Холоп приподнял ослабевшего князя, лекарь-армянин из Киева по глотку влил ему в рот вонючее зелье.

– Тебе нельзя вставать, князь. Зачем вставал, зачем губишь мое лечение? – сетовал армянин. – Лучше меня никто не сможет врачевать тебя. Если не станешь слушать мои слова, скоро умрешь.

Мономах притянул его к себе, зажав в кулаке ворот.

– Когда я умру?

– Пока что не могу сказать этого, – нехотя признал армянин. – Но как только увижу признаки, немедленно сообщу тебе, князь, ты можешь быть спокоен в этом.

– Поди прочь, – бессильно прогнал его Мономах.

Скоро тяжелый сон опрокинул его в небытие. Владимир ненадолго выплывал из его глубин, чтобы увидеть какой-нибудь короткий и уродливый сон и снова утонуть в бездне. Потом уже и выплывать не надо было: сны сами спускались в пучину, и толклись там в таком множестве, что от мельтешения их стало страшно. Но вдруг череду снов разорвало до боли знакомое лицо. Гида, жена. Отчего в монашьем убрусе? Ах да… Мономах хотел протянуть к ней руки и не смог. За все годы, прожитые с ней, он не сумел приблизить ее к себе настолько, чтобы полюбить. Между ними всегда стоял кто-то другой, о ком Мономах ничего не знал и не пытался узнать. В ту первую их ночь после свадьбы, когда он не нашел в ней того, что должен был найти, и простынь оказалась чиста, он поклялся сам и заставил дать клятву ее. Он обещал, что никогда ни словом не упрекнет ее в содеянном. Она в ответ поклялась на распятии никогда и ни в чем не причинять ущерба его чести князя и мужа. Оба исполнили свои обеты. Но одними обетами любви не сшить.

И все же никого роднее Гиды у князя теперь не было. Один год забрал отца, брата, чуть было не отнял сына, унес надежды, похоронил молодость. Отберет ли теперь и жизнь?

Гида исчезла. Князь снова ушел во тьму. А когда вернулся, над ним стоял, склонившись, воевода Ратибор.

– Где она? Гида была здесь? – хрипло спросил Мономах, цепляясь длинными пальцами за край ложа, чтобы подняться.

– Откуда ей взяться здесь, князь, – мрачно ответил воевода. – У тебя начался бред.

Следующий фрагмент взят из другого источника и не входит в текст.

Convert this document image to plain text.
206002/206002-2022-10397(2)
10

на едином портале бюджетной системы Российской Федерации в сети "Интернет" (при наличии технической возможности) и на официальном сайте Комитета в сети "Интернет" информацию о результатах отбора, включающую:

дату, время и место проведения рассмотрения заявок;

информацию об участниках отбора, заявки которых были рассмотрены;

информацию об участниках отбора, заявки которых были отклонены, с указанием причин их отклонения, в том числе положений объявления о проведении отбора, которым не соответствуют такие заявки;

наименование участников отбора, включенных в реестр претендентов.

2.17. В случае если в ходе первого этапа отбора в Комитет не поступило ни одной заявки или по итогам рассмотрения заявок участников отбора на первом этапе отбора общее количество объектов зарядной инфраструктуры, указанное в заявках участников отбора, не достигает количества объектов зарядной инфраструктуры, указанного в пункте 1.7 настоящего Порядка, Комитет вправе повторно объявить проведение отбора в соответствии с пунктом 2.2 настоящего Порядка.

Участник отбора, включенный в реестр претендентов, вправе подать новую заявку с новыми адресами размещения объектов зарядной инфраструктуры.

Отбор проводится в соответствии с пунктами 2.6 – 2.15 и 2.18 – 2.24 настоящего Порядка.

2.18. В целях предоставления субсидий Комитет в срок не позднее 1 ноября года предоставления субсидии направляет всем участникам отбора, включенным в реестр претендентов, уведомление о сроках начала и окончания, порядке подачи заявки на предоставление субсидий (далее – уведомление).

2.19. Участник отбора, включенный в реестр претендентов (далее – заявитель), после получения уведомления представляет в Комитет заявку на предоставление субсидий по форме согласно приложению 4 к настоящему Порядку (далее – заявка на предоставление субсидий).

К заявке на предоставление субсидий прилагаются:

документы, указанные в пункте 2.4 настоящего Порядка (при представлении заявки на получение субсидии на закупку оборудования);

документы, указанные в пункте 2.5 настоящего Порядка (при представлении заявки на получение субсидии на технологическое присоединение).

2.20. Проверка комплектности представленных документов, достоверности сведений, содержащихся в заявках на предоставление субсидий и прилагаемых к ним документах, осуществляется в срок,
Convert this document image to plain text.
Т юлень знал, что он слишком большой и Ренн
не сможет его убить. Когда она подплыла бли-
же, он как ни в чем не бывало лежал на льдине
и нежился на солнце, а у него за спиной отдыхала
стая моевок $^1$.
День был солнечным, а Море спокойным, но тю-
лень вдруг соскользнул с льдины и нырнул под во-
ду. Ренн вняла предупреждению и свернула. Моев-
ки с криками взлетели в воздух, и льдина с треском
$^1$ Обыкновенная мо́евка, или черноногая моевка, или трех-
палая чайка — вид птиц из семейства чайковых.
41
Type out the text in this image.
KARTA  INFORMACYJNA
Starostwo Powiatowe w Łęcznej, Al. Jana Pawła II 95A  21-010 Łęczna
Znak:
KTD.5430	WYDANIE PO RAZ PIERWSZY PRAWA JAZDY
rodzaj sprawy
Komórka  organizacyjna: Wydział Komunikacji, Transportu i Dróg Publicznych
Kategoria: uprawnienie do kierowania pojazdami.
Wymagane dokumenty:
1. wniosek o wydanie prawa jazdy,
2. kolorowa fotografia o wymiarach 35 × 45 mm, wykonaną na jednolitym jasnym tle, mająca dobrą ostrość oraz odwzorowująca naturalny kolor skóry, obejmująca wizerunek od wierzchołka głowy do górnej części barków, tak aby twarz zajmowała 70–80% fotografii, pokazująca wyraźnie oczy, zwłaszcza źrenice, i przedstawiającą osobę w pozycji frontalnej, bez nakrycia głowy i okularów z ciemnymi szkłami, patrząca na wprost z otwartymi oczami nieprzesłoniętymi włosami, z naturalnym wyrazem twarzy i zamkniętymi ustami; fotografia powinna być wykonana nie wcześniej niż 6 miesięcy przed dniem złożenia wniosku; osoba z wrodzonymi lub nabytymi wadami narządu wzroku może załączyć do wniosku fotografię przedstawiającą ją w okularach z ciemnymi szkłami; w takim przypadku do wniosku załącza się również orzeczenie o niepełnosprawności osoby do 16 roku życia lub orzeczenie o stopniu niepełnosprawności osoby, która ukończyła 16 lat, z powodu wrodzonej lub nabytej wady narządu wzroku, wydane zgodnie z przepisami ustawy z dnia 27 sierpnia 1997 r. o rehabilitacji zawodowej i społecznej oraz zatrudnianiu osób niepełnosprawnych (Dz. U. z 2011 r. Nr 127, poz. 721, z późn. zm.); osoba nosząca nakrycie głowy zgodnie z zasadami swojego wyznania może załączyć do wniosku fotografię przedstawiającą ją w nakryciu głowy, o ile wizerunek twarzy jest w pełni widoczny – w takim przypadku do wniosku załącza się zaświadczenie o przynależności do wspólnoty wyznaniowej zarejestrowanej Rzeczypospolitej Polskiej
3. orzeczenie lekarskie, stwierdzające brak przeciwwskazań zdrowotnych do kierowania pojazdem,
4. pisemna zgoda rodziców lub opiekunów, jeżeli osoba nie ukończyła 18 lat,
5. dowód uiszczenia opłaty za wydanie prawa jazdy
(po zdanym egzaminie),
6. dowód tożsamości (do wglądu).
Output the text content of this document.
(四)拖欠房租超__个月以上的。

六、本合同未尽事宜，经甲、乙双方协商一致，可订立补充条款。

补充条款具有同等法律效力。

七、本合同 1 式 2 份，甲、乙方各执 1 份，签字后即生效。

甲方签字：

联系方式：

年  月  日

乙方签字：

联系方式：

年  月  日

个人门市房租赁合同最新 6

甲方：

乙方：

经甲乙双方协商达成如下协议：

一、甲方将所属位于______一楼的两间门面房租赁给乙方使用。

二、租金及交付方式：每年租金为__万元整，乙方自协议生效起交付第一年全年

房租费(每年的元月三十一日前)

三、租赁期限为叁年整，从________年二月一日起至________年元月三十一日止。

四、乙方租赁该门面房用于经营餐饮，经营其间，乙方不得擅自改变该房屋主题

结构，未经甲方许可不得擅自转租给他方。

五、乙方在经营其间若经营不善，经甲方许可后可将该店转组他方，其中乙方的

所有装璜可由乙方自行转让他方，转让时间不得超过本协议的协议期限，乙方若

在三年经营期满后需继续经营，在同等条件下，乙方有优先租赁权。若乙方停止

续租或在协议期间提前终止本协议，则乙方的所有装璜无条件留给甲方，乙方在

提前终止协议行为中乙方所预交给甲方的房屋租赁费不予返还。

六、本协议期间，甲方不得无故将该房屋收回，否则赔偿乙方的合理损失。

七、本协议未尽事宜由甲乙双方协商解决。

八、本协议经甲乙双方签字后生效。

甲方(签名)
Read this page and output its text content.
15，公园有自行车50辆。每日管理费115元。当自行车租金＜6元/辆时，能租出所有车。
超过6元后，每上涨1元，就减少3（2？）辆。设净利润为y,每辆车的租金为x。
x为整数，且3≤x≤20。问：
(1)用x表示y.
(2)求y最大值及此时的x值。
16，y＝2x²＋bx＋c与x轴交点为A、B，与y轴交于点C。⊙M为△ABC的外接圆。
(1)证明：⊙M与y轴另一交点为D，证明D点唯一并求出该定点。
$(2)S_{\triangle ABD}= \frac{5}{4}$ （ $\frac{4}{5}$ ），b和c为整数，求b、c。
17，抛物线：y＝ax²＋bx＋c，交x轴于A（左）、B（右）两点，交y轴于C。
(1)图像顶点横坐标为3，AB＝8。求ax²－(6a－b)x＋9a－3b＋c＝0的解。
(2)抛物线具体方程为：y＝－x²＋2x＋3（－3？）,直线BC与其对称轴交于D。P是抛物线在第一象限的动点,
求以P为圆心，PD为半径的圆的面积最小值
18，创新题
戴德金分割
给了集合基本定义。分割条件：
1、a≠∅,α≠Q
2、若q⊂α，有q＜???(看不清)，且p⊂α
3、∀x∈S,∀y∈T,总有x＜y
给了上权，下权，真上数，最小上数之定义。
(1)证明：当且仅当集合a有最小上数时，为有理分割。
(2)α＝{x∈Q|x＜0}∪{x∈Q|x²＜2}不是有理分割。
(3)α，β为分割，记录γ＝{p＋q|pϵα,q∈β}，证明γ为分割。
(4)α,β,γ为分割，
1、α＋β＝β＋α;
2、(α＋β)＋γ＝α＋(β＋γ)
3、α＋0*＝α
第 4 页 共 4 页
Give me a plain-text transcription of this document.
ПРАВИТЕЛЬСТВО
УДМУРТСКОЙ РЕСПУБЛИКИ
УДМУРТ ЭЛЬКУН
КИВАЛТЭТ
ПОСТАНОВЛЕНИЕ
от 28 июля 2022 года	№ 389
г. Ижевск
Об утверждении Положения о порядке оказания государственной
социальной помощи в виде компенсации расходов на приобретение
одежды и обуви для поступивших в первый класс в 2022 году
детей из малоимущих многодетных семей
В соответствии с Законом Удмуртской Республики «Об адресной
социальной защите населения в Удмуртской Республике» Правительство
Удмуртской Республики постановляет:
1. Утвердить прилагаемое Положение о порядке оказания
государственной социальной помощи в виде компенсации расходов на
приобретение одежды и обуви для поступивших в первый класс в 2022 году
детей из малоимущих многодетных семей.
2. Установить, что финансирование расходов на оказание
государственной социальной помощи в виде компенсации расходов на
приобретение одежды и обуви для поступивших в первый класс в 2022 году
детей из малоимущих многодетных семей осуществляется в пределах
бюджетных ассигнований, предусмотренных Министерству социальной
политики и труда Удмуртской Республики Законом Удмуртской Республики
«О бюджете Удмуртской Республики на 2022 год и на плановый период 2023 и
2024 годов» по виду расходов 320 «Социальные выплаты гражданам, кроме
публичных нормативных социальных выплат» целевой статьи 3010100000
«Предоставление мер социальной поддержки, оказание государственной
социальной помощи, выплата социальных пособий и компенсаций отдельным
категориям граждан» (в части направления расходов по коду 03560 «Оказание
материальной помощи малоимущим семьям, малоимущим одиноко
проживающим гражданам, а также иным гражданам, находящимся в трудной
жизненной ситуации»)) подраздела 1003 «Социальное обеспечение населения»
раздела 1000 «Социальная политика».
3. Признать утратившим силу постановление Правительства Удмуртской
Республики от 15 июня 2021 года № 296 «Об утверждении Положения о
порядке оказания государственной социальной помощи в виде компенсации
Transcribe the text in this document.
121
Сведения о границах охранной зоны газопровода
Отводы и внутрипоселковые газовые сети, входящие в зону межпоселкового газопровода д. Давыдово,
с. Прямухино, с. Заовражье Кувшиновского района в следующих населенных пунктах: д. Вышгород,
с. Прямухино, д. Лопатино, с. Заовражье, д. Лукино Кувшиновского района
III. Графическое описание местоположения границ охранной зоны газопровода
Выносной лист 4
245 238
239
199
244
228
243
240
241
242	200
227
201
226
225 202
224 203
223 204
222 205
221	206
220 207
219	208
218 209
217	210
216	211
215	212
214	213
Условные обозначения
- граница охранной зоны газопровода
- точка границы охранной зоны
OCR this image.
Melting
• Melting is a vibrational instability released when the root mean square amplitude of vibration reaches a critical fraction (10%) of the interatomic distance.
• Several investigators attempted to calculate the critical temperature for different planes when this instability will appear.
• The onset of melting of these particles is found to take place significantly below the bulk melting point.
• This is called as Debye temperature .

Я позову лечца.

В сенях у изложни Ратибор остановил холопа:

– Где лекарь?

– В поварне зелье варит.

Армянин, бормоча свои молитвы, бдел над горшком в очаге. На столе лежала раскрытая книга, писанная неславянской азбукой, с картинками, на которых были запечатлены растения. Вокруг книги в строгом порядке разложены сухие пучки травы, корешки, порошки в ветошках и прочая лекарская дрянь. Никого более в поварне не было – армянин выгонял челядь, дабы не портила его искусство таращеньем глаз и копаньем в носу.